Em Uma história da velhice no Brasil, Mary Del Priore convida o leitor a explorar um tema complexo e pouco estudado: como o envelhecimento foi vivenciado e representado ao longo dos tempos no país, do século XVI ao século XX. O livro fala com humor do cotidiano, afetos, hábitos e das formas de driblar os problemas da velhice de nossos antepassados, usando documentos históricos, jornais, memórias, correspondências e depoimentos literários para, assim, traçar um painel da velhice de homens e mulheres ao longo de quatro séculos de história.
O assunto é cada vez mais relevante, afinal, o Brasil está envelhecendo. Dados do Censo 2023 do IBGE mostram que a população do país está mais velha e feminina do que nunca: o número de brasileiros com mais de 65 anos cresceu 57,4%, totalizando 22,2 milhões de pessoas, ou 10,9% da população. Essa nova configuração traz desafios econômicos, sociais e culturais, reforçando a necessidade de compreendermos como as vivências dos mais velhos vêm moldando a sociedade (ou sendo moldados por ela).
Mary Del Priore revela que a ideia de escrever o livro surgiu de experiências pessoais e da observação do contexto atual, onde o “velho” passou a ser tema de debates e reflexões. A autora investiga a maneira como a velhice foi construída historicamente, desde os primeiros habitantes indígenas até os desafios contemporâneos da terceira idade. Assim, se dedica a preencher uma lacuna na historiografia nacional, trazendo a tona o papel dos idosos em diferentes períodos e sociedades.
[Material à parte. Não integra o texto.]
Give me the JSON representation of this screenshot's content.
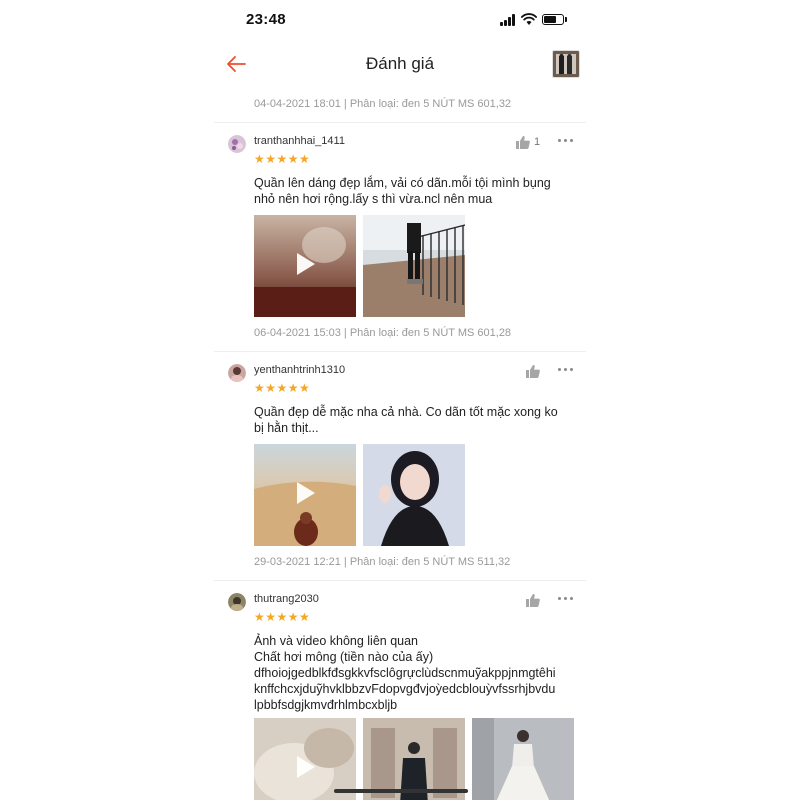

“A história mostra que tivemos velhos capazes de desenhar seu futuro e que não se restringiram àquele que lhes apontaram. Velhos que advertiam e que se divertiam. Velhos que reivindicaram e tiveram voz. Velhos que ‘esperançaram’ e se frustraram. Que carregaram em si a criança que foram e o ancião em que se tornariam. Que, depois de comandar a própria vida, simplesmente ficaram velhos. Para eles, envelhecer não era um crime punido com exclusão, mas um fato que variou segundo a condição física, geográfica, social, racial, de gênero, de crença etc. Impossível etiquetá-los”, escreve a autora.
A velhice como construção histórica
A historiadora parte de uma premissa fundamental: a velhice não é um estado meramente biológico, mas um fenômeno social e cultural que se transforma ao longo do tempo. Diferentes sociedades tiveram distintas formas de encarar o envelhecimento, o que reflete seus valores, crenças e modos de vida.
Nas sociedades indígenas pré-coloniais, por exemplo, os anciãos eram considerados sábios e tinham funções fundamentais dentro das tribos, como conselheiros e guardiões da memória coletiva. Com a chegada dos colonizadores europeus, o conceito de velhice passou a ser influenciado pelas concepções cristãs e renascentistas, que associavam o envelhecimento à decadência do corpo e ao pecado.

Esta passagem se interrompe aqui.